ATLANTA: A 21-year-old gunman was charged with murdering eight people in spas around the US city of Atlanta, in triple attacks that have deeply shaken the Asian-American community.

Police said suspect Robert Aaron Long has denied a racist motive the attacks — in which six of the victims were women of Asian origin — but that they had yet to determine the shooter’s reason for opening fire.

“The suspect did take responsibility for the shootings,” Captain Jay Baker of the Cherokee County Sheriff’s Office told a news conference. Long, who is white, “does claim it was not racially motivated,” Baker added, but stressed that “this is still early” in the investigation. The suspect “apparently has an issue, what he considers a sex addiction,” Baker said.

The suspect told police he had frequented massage parlors in the past and launched the attacks as a form of vengeance. The attacks thrust the spotlight onto a spike in violence targeting Asian-Americans fueled during the COVID-19 pandemic by talk of the “Chinese virus” by former president Donald Trump and others.

President Joe Biden, who spoke out last week against the spike in anti-Asian violence, once again called it “very troublesome” while stressing that motivation in the Atlanta shootings had yet to be determined. “I know that Asian-Americans are very concerned,” said Biden.

The rampage began with an attack at Young’s Asian Massage in Acworth, an Atlanta suburb, where four of the victims were killed and a man was wounded.

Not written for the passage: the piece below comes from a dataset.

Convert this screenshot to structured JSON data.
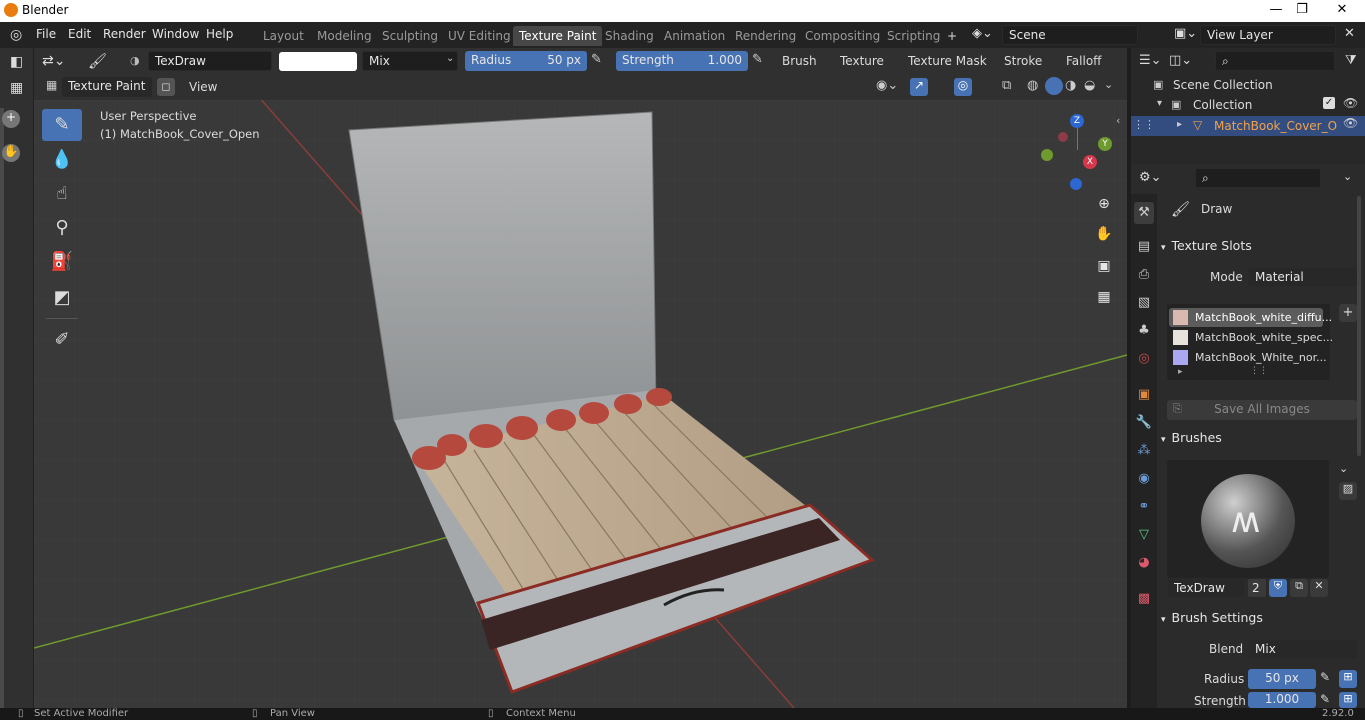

Police said four women were subsequently killed in attacks on two neighboring spas in the northeast of Atlanta. In the initial attack, the county sheriff’s department has charged Long with four counts of murder and one count of aggravated assault.

He was also charged with four counts of murder relating to the double Atlanta attack, the city’s police department announced. Authorities arrested Long after tracking his phone following a brief pursuit about 150 miles from Atlanta.

After he was detained, “he made a comment… that he was headed to Florida and that he was going to do similar acts in that state,” Baker said. Four of the victims were of Korean descent, according to South Korea’s news agency.

Former President Barack Obama said that while the shooter’s motive was not yet clear, “the identity of the victims underscores an alarming rise in anti-Asian violence that must end.”

Democratic House Speaker Nancy Pelosi likewise described the shootings as “a vicious and vile act that compound the fear and pain that Asian-Americans face each day.” Vice President Kamala Harris said the mass shootings spoke “to a larger issue which is violence in our country.”